昨年、細美武士が立ち上げた新バンド、MONOEYESのライヴを拝見した。バンドというよりもアート・プロジェクトに近いthe HIATUSとの比較により、余計にシンプルさが強調されたような印象を受けたことは否めないが、「細美武士が速い曲に戻ってきた」と自身もMCで語っていた通り、ストレートなパンクロックが彼本来の資質であったことを再確認させられた。となると、やはり思い出すのはELLEGARDEN。邦楽ロックシーンに果敢に切り込んだ彼らの足跡を振り返ってみた。

ピュアな魂のままにシーンへ挑む

インディーズバンドのままであり続けながら邦楽シーンをけん引したELLEGARDEN は、PIZZA OF DEATH RECORDS主宰のHi-STANDARD、アルバム『MESSAGE』を280万枚以上売り上げたMONGOL800と並んで、邦楽史に名を残す偉大なバンドのひとつだ。

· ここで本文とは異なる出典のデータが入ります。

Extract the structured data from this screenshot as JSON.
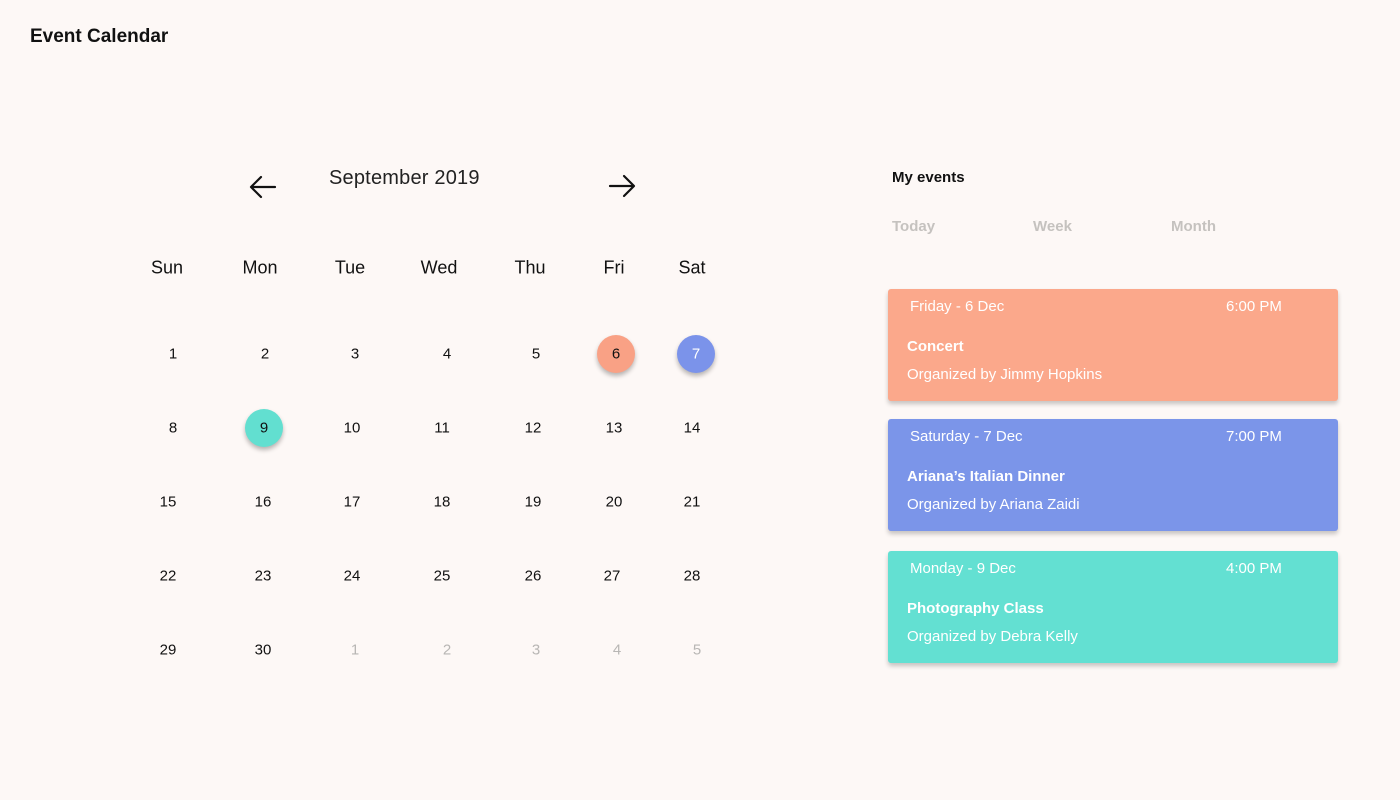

CD不況と言われる最近でも、所謂メジャーレーベルに所属していないことで資本面、流通面でのアドバンテージが低くなることは間違いない。それゆえに…だろう。古今東西のビッグヒット作品、大ブレイクアーティストのほとんどはメジャーレーベルから生まれているし、ある時期まで“インディーズで名を挙げて、鳴り物入りのメジャーデビュー”は定番化していた感じさえある。だが、ELLEGARDEN はメジャー契約のないまま、幕張メッセでのワンマンライヴで約3万人を動員し、5thアルバム『ELEVEN FIRE CRACKERS』をチャート1位に叩き込んだ。これらは偉業と呼んでいいであろう。ライヴハウスにこだわり続けたバンドなだけに(少なくとも当時は)絶対に実現しなかっただろうが、最盛期だった2007年頃なら東京ドームを埋められたのではないかと思われるほど、彼らへの支持は圧倒的だった。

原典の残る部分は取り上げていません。